Kesha Tanabe spent months urging her friend, Stacey Danner, to get vaccinated against COVID-19 — to set aside skepticism about whether the vaccines had been tested for safety in Black men like him and suspicion over a health care system with a history of racial bias.
But by the time Danner agreed, he was returning from a business trip and already suffering a coronavirus infection. The 46-year-old died of COVID-19 on July 11 after prolonged treatment in intensive care at Hennepin County Medical Center in Minneapolis.
"I believe and hear everything that has been said about disproportionate access to health care," Tanabe said, "and I want Black- and brown-bodied people to grab this bull by the horns and get the shot. Do it for the people like me that will have to take care of you when you are sick. Do it for the people you will leave behind (if you die). Do it for the children that count on you to show up for them. But just do it."
Tanabe and medical leaders spoke Wednesday at HCMC hoping to redirect the debate over COVID-19 vaccination — from politics and social issues to protecting communities and friends from the coronavirus and delta variant that has sparked a fourth pandemic wave.
On Wednesday, Minnesota reported 614 people were hospitalized with COVID-19 in the state, including 171 needing intensive care. The state also reported six more COVID-19 deaths and an additional 1,436 cases, raising Minnesota's pandemic toll to 7,817 deaths and 651,388 infections.

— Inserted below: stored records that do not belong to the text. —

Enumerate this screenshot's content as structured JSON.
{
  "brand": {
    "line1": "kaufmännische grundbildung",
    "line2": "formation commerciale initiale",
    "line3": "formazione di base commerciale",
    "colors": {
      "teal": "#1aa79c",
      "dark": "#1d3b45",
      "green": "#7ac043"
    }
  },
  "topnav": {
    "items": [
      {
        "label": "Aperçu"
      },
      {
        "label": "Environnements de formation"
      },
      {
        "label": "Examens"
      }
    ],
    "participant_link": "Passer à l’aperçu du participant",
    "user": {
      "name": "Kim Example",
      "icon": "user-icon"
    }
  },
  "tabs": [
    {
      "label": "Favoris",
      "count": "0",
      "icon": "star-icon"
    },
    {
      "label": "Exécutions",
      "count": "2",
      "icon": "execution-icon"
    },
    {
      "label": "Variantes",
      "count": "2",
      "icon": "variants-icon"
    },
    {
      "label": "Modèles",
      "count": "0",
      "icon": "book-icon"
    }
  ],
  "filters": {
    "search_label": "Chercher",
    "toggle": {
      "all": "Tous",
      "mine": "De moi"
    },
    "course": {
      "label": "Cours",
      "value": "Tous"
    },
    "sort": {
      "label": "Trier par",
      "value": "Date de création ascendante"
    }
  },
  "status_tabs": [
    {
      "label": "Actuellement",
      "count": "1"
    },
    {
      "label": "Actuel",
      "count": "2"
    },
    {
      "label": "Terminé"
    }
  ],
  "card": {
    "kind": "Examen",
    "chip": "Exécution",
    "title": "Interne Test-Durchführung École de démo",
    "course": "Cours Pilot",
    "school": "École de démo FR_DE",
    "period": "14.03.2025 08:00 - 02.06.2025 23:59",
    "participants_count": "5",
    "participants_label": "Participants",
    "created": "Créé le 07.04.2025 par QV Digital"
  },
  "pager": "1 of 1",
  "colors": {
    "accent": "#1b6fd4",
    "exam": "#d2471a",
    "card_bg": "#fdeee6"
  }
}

The speakers at HCMC said it is important to acknowledge the concerns that are keeping people from getting vaccinated, including unique worries in communities of color. Some are angry because racial minorities were hit hard in earlier waves of the pandemic when they continued to work in low-wage, front-line occupations that put them at risk. Others resent the pressure to get vaccinated, believing it is motivated by a desire to protect the white majority.
Dr. Aaron Robinson, an HCMC emergency physician, related to those concerns from his upbringing on an American Indian reservation in Wisconsin. However, he said it is frustrating to see so many unvaccinated people coming into the emergency department with COVID-19, and heartbreaking to see so many infections in young people of color.
"I understand there is a lot of fear about the vaccine," he said, "but this is far outweighed by the benefit of the vaccine that is preventing hospitalization, preventing critical illness, and preventing death."